Tuesday, November 1, 2011

Human Slinky Halloween Costume Cost 1 Million Dollars: Ripoff City

Daily News - This costume may not be the scariest thing to wear to a Halloween party on Monday, but the price tag will certainly give you a fright. Priced at $1 million, this human slinky could be the most expensive fancy dress costume on earth. The item is currently listed on eBay with the seven-figure 'Buy it Now' price tag, with 10 per cent going to the American Cancer Society.

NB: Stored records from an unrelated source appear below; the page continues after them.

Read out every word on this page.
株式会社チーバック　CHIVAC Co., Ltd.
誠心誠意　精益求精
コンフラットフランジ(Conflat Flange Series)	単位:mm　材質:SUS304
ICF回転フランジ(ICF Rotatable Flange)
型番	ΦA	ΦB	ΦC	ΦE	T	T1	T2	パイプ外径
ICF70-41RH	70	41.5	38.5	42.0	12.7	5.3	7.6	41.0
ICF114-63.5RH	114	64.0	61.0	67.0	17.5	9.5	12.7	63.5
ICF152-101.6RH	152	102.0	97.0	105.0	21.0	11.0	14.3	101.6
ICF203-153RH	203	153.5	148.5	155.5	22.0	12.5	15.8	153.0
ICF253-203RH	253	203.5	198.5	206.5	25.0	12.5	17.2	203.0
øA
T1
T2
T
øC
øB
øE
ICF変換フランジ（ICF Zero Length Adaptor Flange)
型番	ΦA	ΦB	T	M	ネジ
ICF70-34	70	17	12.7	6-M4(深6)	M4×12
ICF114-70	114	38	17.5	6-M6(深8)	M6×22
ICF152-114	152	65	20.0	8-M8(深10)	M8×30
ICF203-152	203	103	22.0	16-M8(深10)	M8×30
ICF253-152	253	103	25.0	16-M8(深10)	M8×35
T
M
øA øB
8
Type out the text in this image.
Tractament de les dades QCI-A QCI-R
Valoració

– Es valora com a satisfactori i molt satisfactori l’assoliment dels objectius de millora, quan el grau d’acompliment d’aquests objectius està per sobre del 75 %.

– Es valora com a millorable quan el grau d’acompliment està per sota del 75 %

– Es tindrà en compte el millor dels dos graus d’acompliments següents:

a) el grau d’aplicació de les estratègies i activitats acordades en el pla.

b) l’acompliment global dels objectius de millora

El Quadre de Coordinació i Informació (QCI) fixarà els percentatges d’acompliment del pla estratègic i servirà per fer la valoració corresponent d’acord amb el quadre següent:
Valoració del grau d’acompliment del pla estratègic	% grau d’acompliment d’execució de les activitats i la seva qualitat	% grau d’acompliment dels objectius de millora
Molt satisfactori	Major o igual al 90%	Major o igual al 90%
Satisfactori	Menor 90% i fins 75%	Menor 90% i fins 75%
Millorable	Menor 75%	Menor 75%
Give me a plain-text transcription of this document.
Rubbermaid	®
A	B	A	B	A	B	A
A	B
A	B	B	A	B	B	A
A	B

If anyone says this is a stupid costume they are just jealous that they can't fucking afford it. Sure, doing the human slinky is basically just glorified ribbon dancing but it's a skill, and skills are in short supply this day and age. The days of learning a useful trade or becoming the lovable town blacksmith are over and done with. The only thing kids know how to do nowadays is get obese, gay bash, and play video games in their skidmarked underwear. Basically the least skilled generation ever. So, whoever is in that goddamn human slinky costume KUDOS TO YOU, PAL. You're showing what a little hard work and dedication can do. Besides, 1 million bucks isn't even that bad of a price tag for this beauty, you'd make that back in 6 months tops by absolutely crushing every talent show you ever entered. If the guy swallowing knives and juggling flaming bowling pins thinks he's a lock for the blue ribbon wait 'til he gets a load of Sexual Human Slinky. If the SHS is entering the contest he's 1.Giving all the judges a raging erection and 2. Blowing the competition outta the fucking atmosphere. Pure showmanship at it's finest. I'd give up everything I'm good at to be able to "slink" like this for even 30 seconds. Let's call a spade a spade, double knotting my shoelaces and building post-Katrina gingerbread houses are hardly skills to begin with anyway.

I could be almost as good at slinking as this girl is at Leap Frog.



Wow. Least amount of effort ever. She didn't even fucking try. She gave up faster than Kim Kardashian's marriage counselor. It's called LEAP frog, bitch, not Slide-into-my-asshole-and-balls-at-full-speed Frog. Like I said, kids today can't even master a skill as simple as hopping over someone's back. Long live the slinky.